Categorical Breakdown

Identity Politics8/10

The central theme is the critique of 'toxic masculinity' and the 'system and culture' that protect a privileged white male serial killer. The plot uses Joe as a stand-in for elite, white male corruption and incompetence. His loyal half-brother, Teddy, is a Black gay man, creating a stark contrast in the moral landscape of the elite family. The heroes who engineer his downfall form a diverse, collaborative coalition.

Oikophobia6/10

The season focuses on the moral corruption of the American, ultra-wealthy elite, represented by Kate's family. Kate's efforts to atone for her family's dark past and use her vast resources for 'radical good' suggest a self-critique of the wealthy institutions rather than a total demonization of Western heritage or civilization itself.
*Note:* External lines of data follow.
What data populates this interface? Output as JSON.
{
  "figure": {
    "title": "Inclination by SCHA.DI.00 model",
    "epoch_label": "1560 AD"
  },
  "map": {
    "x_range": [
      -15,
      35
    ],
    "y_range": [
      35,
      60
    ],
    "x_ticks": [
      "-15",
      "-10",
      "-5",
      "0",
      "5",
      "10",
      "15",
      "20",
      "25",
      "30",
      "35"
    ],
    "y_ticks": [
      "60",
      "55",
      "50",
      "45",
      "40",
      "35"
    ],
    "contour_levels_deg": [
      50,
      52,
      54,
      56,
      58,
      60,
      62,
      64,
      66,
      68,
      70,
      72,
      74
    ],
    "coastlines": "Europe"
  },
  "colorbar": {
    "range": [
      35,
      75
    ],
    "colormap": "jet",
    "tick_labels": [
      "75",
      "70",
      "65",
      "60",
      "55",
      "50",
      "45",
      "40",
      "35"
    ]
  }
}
The critique is aimed at modern capitalist and media culture.

Feminism9/10

The final arc explicitly acts as a female-led revenge fantasy, culminating in Joe's capture by a woman who confronts him with the show's thesis: 'The fantasy of a man like you is how [women] cope with the reality of a man like you.' Female characters (Kate, Bronte, Marienne, and the true-crime enthusiasts) outwit and overpower the male villain. Kate, the 'Girl Boss,' wields her immense corporate power effectively, and the narrative centers on men being 'pathetic misogynists' and abusers.

LGBTQ+5/10

The inclusion of non-traditional family structures is evident. Joe's son, Henry, spent three years with a stable gay couple (Dante and his husband) before being returned to Joe and Kate. Kate's half-brother, Teddy, is a Black gay man who is portrayed as intelligent and loyal. Alternative sexualities and family structures are normalized but do not form the main ideological focus of the plot.

Anti-Theism7/10

The series operates in a world without transcendent morality, where Joe’s twisted, subjective quest for 'love' serves as his personal moral law. The show’s moral justice is dispensed by a secular legal system and, significantly, by pop culture/social media shaming. There is no presence of religion as a source of strength or a target of vilification; the framework relies entirely on secular moral relativism and social critique.